Tu marido se acuesta con la vecina una media de dos veces por semana, a razón de cuarenta minutos por encuentro, aunque eso aún no lo sabes, ni siquiera lo imaginas porque todavía, hasta esta misma hora, piensas que tu marido sigue ­enamorado de ti (¿Sabías que en algunas regiones del planeta las mujeres se meten comida en la vagina y luego se la dan de comer a sus maridos para enamorarlos eternamente?). Tú nunca te has metido nada comestible en la vagina, salvo una zanahoria en tercero de EGB por una apuesta, pero de verdad nunca pensaste que algo así sería necesario con Claudio.

El tiempo que se tarda desde el momento en que lo encuentras saliendo de la casa de la vecina —colocándose debidamente el cinturón— hasta que estableces una relación lógica de los acontecimientos es inferior al tiempo que tarda Claudio, con la puerta de la vecina aún medio abierta, en intentar sin mucho éxito declararse inocente, deshaciéndose en súplicas y perdones que ya no escuchas porque has cerrado la puerta de casa con cerrojo, te has quitado la ropa y te has metido en la ducha para llorar (¿Sabías que un veintisiete por ciento de las parejas monógamas sufre infidelidades?).

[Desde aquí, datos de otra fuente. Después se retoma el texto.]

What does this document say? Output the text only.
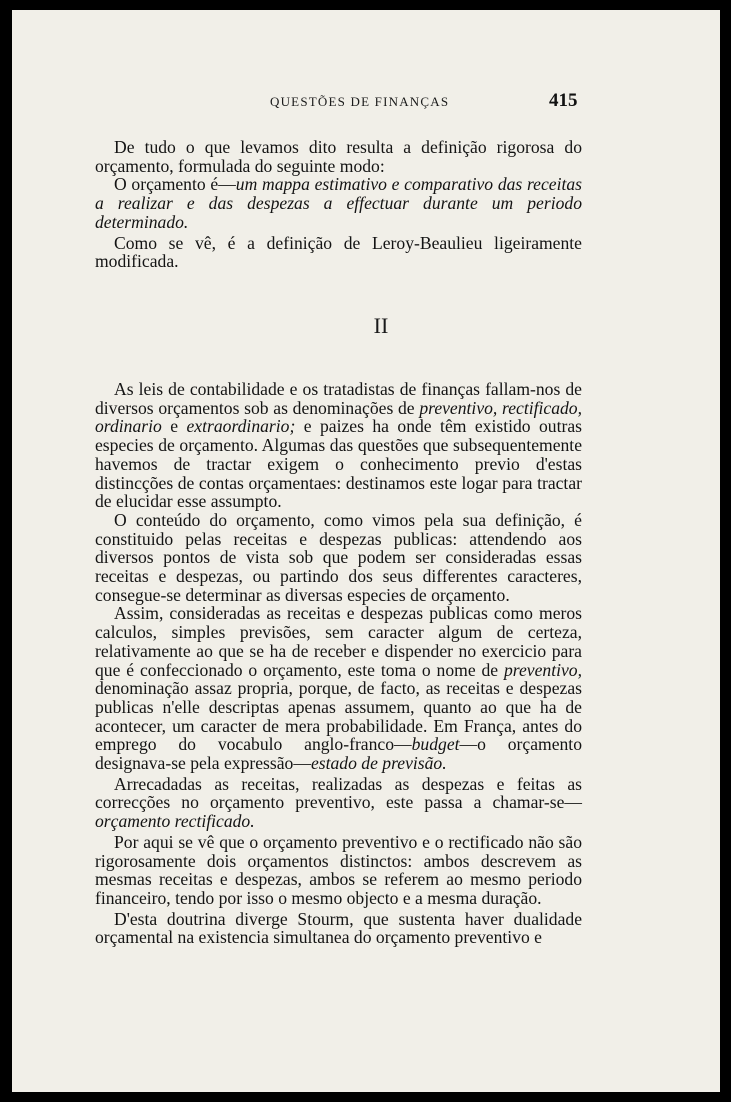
QUESTÕES DE FINANÇAS	415

De tudo o que levamos dito resulta a definição rigorosa do orçamento, formulada do seguinte modo:

O orçamento é—um mappa estimativo e comparativo das receitas a realizar e das despezas a effectuar durante um periodo determinado.

Como se vê, é a definição de Leroy-Beaulieu ligeiramente modificada.

II

As leis de contabilidade e os tratadistas de finanças fallam-nos de diversos orçamentos sob as denominações de preventivo, rectificado, ordinario e extraordinario; e paizes ha onde têm existido outras especies de orçamento. Algumas das questões que subsequentemente havemos de tractar exigem o conhecimento previo d'estas distincções de contas orçamentaes: destinamos este logar para tractar de elucidar esse assumpto.

O conteúdo do orçamento, como vimos pela sua definição, é constituido pelas receitas e despezas publicas: attendendo aos diversos pontos de vista sob que podem ser consideradas essas receitas e despezas, ou partindo dos seus differentes caracteres, consegue-se determinar as diversas especies de orçamento.

Assim, consideradas as receitas e despezas publicas como meros calculos, simples previsões, sem caracter algum de certeza, relativamente ao que se ha de receber e dispender no exercicio para que é confeccionado o orçamento, este toma o nome de preventivo, denominação assaz propria, porque, de facto, as receitas e despezas publicas n'elle descriptas apenas assumem, quanto ao que ha de acontecer, um caracter de mera probabilidade. Em França, antes do emprego do vocabulo anglo-franco—budget—o orçamento designava-se pela expressão—estado de previsão.

Arrecadadas as receitas, realizadas as despezas e feitas as correcções no orçamento preventivo, este passa a chamar-se—orçamento rectificado.

Por aqui se vê que o orçamento preventivo e o rectificado não são rigorosamente dois orçamentos distinctos: ambos descrevem as mesmas receitas e despezas, ambos se referem ao mesmo periodo financeiro, tendo por isso o mesmo objecto e a mesma duração.

D'esta doutrina diverge Stourm, que sustenta haver dualidade orçamental na existencia simultanea do orçamento preventivo e
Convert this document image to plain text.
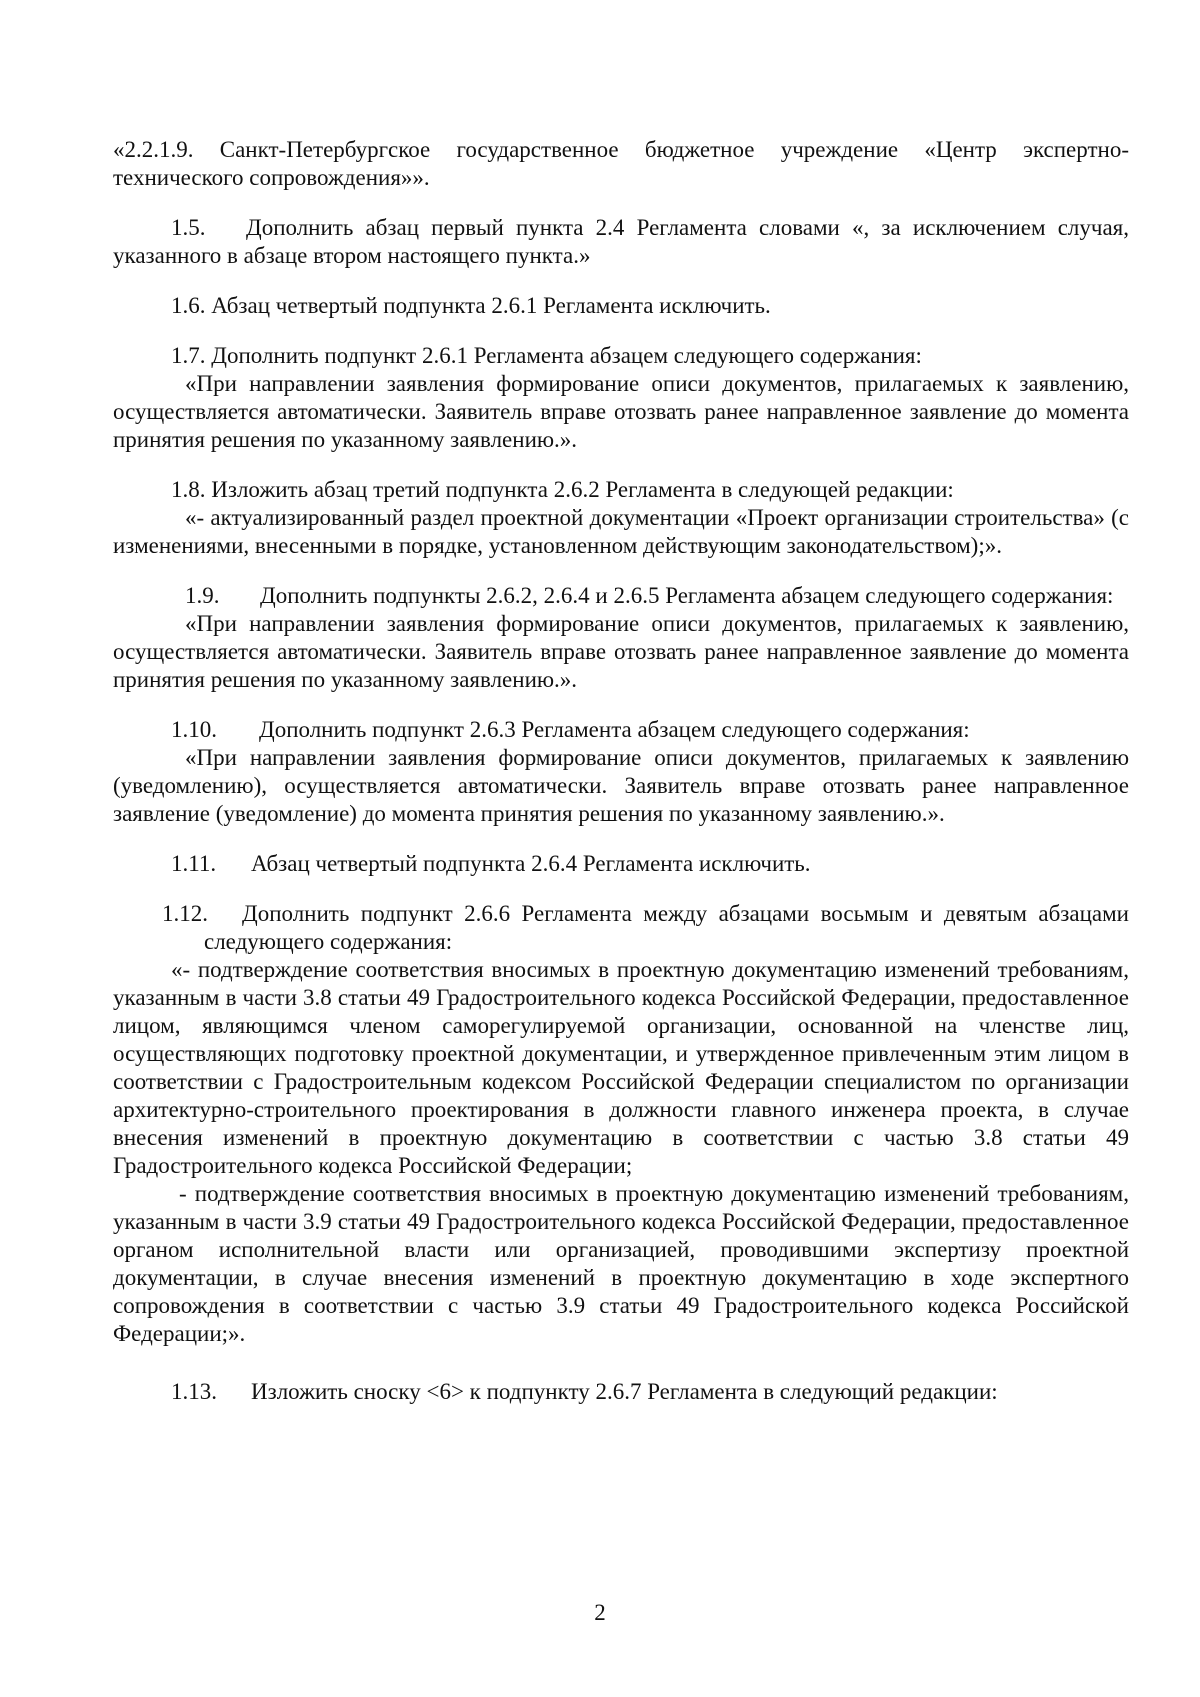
«2.2.1.9. Санкт-Петербургское государственное бюджетное учреждение «Центр экспертно-технического сопровождения»».

1.5. Дополнить абзац первый пункта 2.4 Регламента словами «, за исключением случая, указанного в абзаце втором настоящего пункта.»

1.6. Абзац четвертый подпункта 2.6.1 Регламента исключить.

1.7. Дополнить подпункт 2.6.1 Регламента абзацем следующего содержания:

«При направлении заявления формирование описи документов, прилагаемых к заявлению, осуществляется автоматически. Заявитель вправе отозвать ранее направленное заявление до момента принятия решения по указанному заявлению.».

1.8. Изложить абзац третий подпункта 2.6.2 Регламента в следующей редакции:

«- актуализированный раздел проектной документации «Проект организации строительства» (с изменениями, внесенными в порядке, установленном действующим законодательством);».

1.9. Дополнить подпункты 2.6.2, 2.6.4 и 2.6.5 Регламента абзацем следующего содержания:

«При направлении заявления формирование описи документов, прилагаемых к заявлению, осуществляется автоматически. Заявитель вправе отозвать ранее направленное заявление до момента принятия решения по указанному заявлению.».

1.10. Дополнить подпункт 2.6.3 Регламента абзацем следующего содержания:

«При направлении заявления формирование описи документов, прилагаемых к заявлению (уведомлению), осуществляется автоматически. Заявитель вправе отозвать ранее направленное заявление (уведомление) до момента принятия решения по указанному заявлению.».

1.11. Абзац четвертый подпункта 2.6.4 Регламента исключить.

1.12. Дополнить подпункт 2.6.6 Регламента между абзацами восьмым и девятым абзацами следующего содержания:

«- подтверждение соответствия вносимых в проектную документацию изменений требованиям, указанным в части 3.8 статьи 49 Градостроительного кодекса Российской Федерации, предоставленное лицом, являющимся членом саморегулируемой организации, основанной на членстве лиц, осуществляющих подготовку проектной документации, и утвержденное привлеченным этим лицом в соответствии с Градостроительным кодексом Российской Федерации специалистом по организации архитектурно-строительного проектирования в должности главного инженера проекта, в случае внесения изменений в проектную документацию в соответствии с частью 3.8 статьи 49 Градостроительного кодекса Российской Федерации;

- подтверждение соответствия вносимых в проектную документацию изменений требованиям, указанным в части 3.9 статьи 49 Градостроительного кодекса Российской Федерации, предоставленное органом исполнительной власти или организацией, проводившими экспертизу проектной документации, в случае внесения изменений в проектную документацию в ходе экспертного сопровождения в соответствии с частью 3.9 статьи 49 Градостроительного кодекса Российской Федерации;».

1.13. Изложить сноску <6> к подпункту 2.6.7 Регламента в следующий редакции:

2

Claudio se ha dejado la televisión encendida en un canal de documentales y ahora, al salir de la ducha, te detienes frente a la imagen de un cocodrilo despedazando a su presa. Tu marido sigue junto a la puerta y amenaza con llamar a la policía o a un cerrajero. Un guepardo alcanza los cien kilómetros por hora en su carrera. Un león acaba de cazar un ñu y ha empezado a comérselo. Ahora la que llama a la puerta es la vecina de enfrente. Dice que quiere explicártelo todo, pero que abras. Dos hienas corren, miran al horizonte, vuelven a correr, despedazan un poco de ñu cuando el león no mira, agachan la cabeza, comen del suelo, atiesan las orejas cuando el león se mueve, sonríen, sonríen, el león se levanta y ellas huyen despavoridas. Los animales del documental adquieran dimensiones épicas en el televisor de 55 pulgadas, ralentizan el zarpazo de una leona para ver cómo se desgarra pormenorizadamente la carne de una jirafa. Ahora son los dos a la vez, tu marido y la vecina, los que aporrean la puerta con violencia. A lo mejor imaginan que puedas cometer alguna locura, que estás intentando asfixiarte con una bolsa de la compra (aunque leíste en el número de marzo de ¿Sabías que…? que las mujeres optan en su mayoría por el suicidio mediante la ingesta de fármacos, mientras que los hombres prefieren pegarse un tiro o ahorcarse en el salón de su casa). En el televisor, el cocodrilo se sumerge y, con él, la gacela.

Antes de que tu marido y la vecina y el administrador de la finca, que ha salido para ver qué ocurría, tiren la puerta abajo, decides ponerte un abrigo y salir a la calle por la ventana que da a la parte trasera. Pero primero le echas un vistazo a la casa, sabiendo que no volverás a ver las cosas que hay en ella, sabiendo que hay mucha parte de ti a la que das la espalda para siempre.

Te incorporas al ritmo de la calle, a la sucesión de personas que solo reconoces en su infinitud y en su reiteración, en su desplazamiento. Observas la cantidad de gente que hay caminando de un sitio a otro (¿Sabías que solo un diez por ciento de la gente camina por el simple placer de caminar?) e intentas adivinar cuáles son los que vuelven a su casa después de una jornada de trabajo o cuáles son los que no tienen trabajo (en el mundo hay aproximadamente doscientos millones de desempleados).